Investment Process – Recurring Revenue Transitions
Recurring Revenue is more than just SaaS; TGEN KLNG
I’m currently performing the last bit of research on a profitable company that’s in the 5th inning of a recurring revenue transformation. We’ll be adding the stock to our MS Microcap Quality Index (MSMqi) this week.
I love investing in companies that are undergoing recurring revenue or SaaS like business model transitions. These are some of the most fertile grounds for multi-baggers I’ve found over my 30 years of investing.
Most people hear “recurring revenue” and immediately think solely about software. That’s fair, SaaS helped make the phrase famous.
For a period of time, at the other stock research platform I founded 17 years ago, Geoinvesting, I was heavily focused on writing about and investing in traditional SaaS. It treated us very well with a few stocks being bought out at hefty premiums, across the technology and medical device industries.
But recurring revenue has quietly expanded far beyond Silicon Valley.
Not just SaaS, Anymore
More and more “boring” companies are figuring out how to smooth out their lumpy revenue streams and building sticky relationships by embedding themselves deeper into their customers’ value chains.
Think about it: a business that once just sold equipment could possibly design it, build it, install it, and, most importantly, maintain it on contract. A manufacturer may add software layers on top of its physical products to create predictable subscription income.
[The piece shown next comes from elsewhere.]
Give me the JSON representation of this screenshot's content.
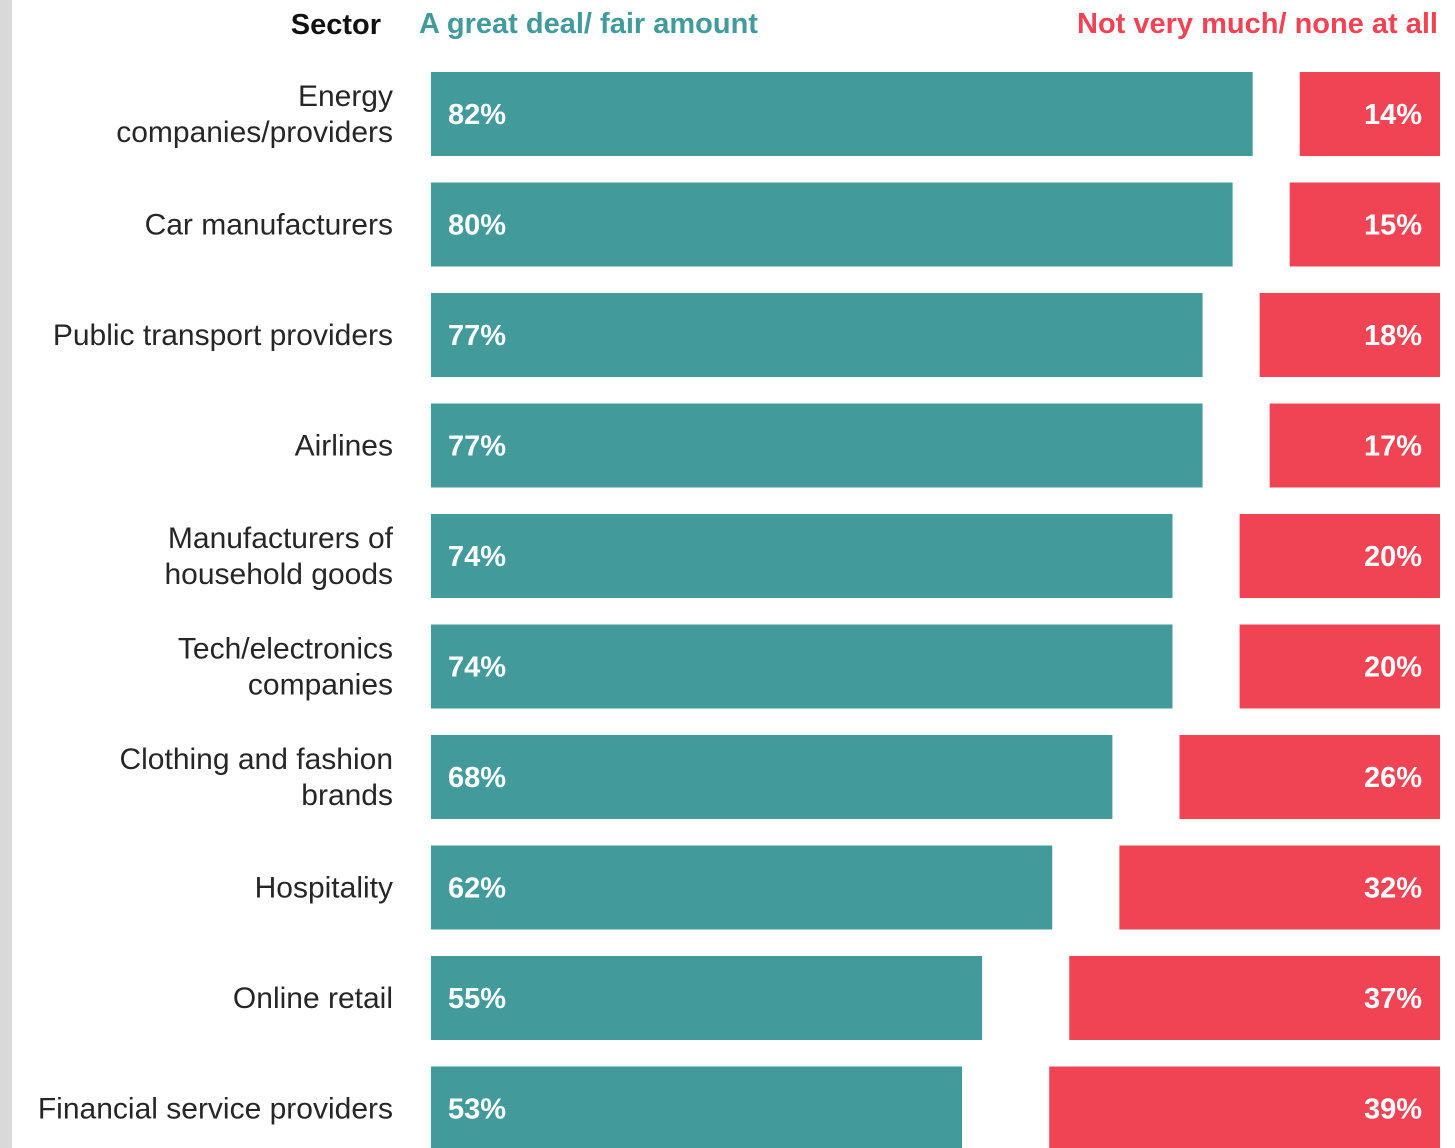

Industrial and niche service companies are blending one-time sales with repeatable annuity-like flows. None of this looks like the flashy SaaS story we’re accustomed to, but the math is just as powerful.
Did you know that about half of TGEN revenue is from recurring revenue maintenance contracts related to the sale of its natural gas cogeneration power equipment?
Consider a stock like KLNG that provides a host of subsea services to its customers. Part of its transformation involved getting more involved with its customers during the R&D and design process and also offering maintenance services. Today, it’s much more than just “another” procurement and service provider business.
KLNG and TGEN are both Multi-Baggers in our MSMqi.
Why It Matters More Than Ever
Recurring revenue shifts partly matters more than ever because investors’ average holding period for stocks has collapsed from six years, decades ago, to just six months today.
Wall Street has become obsessed with near-term predictability, so companies that manage to transform lumpy, transactional revenue into steady and profitable recurring revenue can see an outsized payoff in valuation.
First Mover Advantage
The real sweet spot? Catching companies around the 5th inning of a recurring revenue transition. That’s when the recurring model has probably gained enough traction to be de-risked, but not so far along that the crowd is paying attention.
In those innings, recurring revenue might represent just 30–50% of sales, still dwarfed by the legacy one-time or lumpy revenue business model. From the outside, it looks small. From the inside, it’s an inflection point.
Furthermore, many companies will track recurring type revenue separately and disclose it in their financial statements. However, stock screens won’t necessarily pick that segmentation up.
Moving into the later innings is where these sleepy multi-baggers are found. Or, as I like to say, recurring revenue MultiBagger transformation models are born in the early innings, but discovered in the later innings, when the company is about to:
Show dramatic year-over-year growth in year over year as recurring revenue ramps and starts to make up more of the overall revenue.
Earn the trust of investors who finally “see it” in the numbers.
Experience a valuation expansion that reflects both stability and growth.
New Recurring Revenue Idea Coming Soon
These are the setups I’ve tracked for decades, and they’ve produced some of my biggest winners.
In some future post I’ll share a table of those names, multi-baggers built on recurring revenue transitions.
In the meantime, it’s time for me to keep turning over rocks on this new idea we’re looking at that is in fifth or sixth inning of a recurring revenue transformation.
Once I button up a few more items, this is expected to be one of the next stocks we add to our Microcap Quality Index, accompanied by a Cliff Note.
Enjoy your weekend!


I remember when software licenses were so expensive I could only afford them by robbing a bank. Around that time, someone told me: “The future belongs to subscription models. Companies that don’t adapt will disappear,” referring to IT.
It feels true for the IT industry, but I’m curious: is this truly critical for every industry now?
Love it Maj! Can’t wait to hear about this new pick!